3/30/15

Notebooking Daily Writing Exercise March 30, 2015

Daily Exercise Genre: Ekphrasis.

About today's writing prompt genre: Ekphrasis is from Greek meaning the description of a work of art as a rhetorical device. That's actually pretty straight forward, but another way to look at it, is it's highfalutin fan fiction, usually about paintings or pieces of music, but it can be about virtually anything. Look at or listen to the following piece of art and write a piece of prose or poetry that is inspired by some aspect of it.


Today's artwork is...

The poem "Blandeur" by Kay Ryan. Kay Ryan loves rhyme. She peppers her sparse verses with it, especially internal rhyme, or as she calls it "recombinant" rhyme, or rhyme not occurring at the end of the line. Her poems are almost always very slim and extremely musical.

Blandeur

If it please God,
let less happen.
Even out Earth's
rondure, flatten
Eiger, blanden
the Grand Canyon.
Make valleys
slightly higher,
widen fissures
to arable land,
remand your
terrible glaciers
and silence
their calving,
halving or doubling
all geographical feature
toward the mean.
Unlean against our hearts.
Withdraw your grandeur

from these parts.

**

Now, it's your turn.

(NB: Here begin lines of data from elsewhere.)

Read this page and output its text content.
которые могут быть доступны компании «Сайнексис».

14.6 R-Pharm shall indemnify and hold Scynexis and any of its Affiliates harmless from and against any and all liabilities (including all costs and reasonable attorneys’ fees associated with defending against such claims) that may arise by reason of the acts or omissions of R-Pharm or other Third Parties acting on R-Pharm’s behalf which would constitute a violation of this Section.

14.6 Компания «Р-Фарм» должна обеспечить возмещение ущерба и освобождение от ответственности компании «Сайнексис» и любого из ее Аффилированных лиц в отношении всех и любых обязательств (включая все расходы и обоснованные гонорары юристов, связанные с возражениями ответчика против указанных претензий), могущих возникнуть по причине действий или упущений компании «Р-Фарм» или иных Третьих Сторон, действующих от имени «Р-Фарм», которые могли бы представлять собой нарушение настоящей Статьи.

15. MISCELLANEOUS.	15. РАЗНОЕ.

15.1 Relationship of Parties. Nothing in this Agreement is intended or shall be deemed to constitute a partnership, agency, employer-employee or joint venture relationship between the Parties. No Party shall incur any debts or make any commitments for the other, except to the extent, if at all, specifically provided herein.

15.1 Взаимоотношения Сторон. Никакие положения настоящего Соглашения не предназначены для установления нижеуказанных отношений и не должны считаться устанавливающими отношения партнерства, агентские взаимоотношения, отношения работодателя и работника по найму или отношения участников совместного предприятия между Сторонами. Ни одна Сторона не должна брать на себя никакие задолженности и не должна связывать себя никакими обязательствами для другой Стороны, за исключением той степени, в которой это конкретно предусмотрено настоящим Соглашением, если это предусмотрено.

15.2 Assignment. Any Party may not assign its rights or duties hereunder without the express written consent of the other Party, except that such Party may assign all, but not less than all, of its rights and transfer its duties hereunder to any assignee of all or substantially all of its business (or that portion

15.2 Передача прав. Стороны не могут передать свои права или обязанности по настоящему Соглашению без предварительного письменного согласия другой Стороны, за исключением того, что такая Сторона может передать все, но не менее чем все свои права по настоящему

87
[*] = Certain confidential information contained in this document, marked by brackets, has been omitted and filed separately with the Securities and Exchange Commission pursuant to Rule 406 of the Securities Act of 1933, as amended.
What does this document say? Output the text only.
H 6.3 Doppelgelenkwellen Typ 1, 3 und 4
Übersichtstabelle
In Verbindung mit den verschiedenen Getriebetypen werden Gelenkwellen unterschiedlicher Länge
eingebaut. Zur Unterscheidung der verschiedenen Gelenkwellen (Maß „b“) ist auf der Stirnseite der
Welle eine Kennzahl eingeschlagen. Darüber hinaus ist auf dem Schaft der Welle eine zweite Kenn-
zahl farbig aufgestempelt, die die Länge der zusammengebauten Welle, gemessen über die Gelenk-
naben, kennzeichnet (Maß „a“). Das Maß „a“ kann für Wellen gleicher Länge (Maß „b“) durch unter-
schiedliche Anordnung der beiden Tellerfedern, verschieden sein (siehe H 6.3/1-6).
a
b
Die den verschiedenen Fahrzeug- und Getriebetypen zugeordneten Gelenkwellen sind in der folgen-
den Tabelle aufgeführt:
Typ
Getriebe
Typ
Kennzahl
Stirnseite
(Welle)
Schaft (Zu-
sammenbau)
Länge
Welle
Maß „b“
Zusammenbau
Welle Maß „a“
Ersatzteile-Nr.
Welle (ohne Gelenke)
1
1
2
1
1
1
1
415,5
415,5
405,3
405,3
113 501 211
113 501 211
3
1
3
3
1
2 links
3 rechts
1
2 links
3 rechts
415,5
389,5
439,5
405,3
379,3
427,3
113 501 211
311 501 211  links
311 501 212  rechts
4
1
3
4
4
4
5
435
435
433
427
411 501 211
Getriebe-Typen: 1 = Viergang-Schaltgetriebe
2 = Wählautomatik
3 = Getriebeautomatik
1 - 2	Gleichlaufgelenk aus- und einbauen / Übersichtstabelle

Take one aspect of the Kay Ryan poem, any aspect, and run with it in your own piece. Whether you are sparked by the frequent internal and end rhymes, the portmanteau (essentially a mash-up of two words—one of the most used words would be "spork") of the title Blandeur (here is a list of already recognized portmanteaus), or perhaps the idea of doing away with something that is universally liked (as in, with this poem, the grandeur of geological features like the Grand Canyon or the Eiger. Maybe you could facetiously argue that the world would be better without chocolate, or starlight or palm trees/beaches or something. The options are virtually unlimited.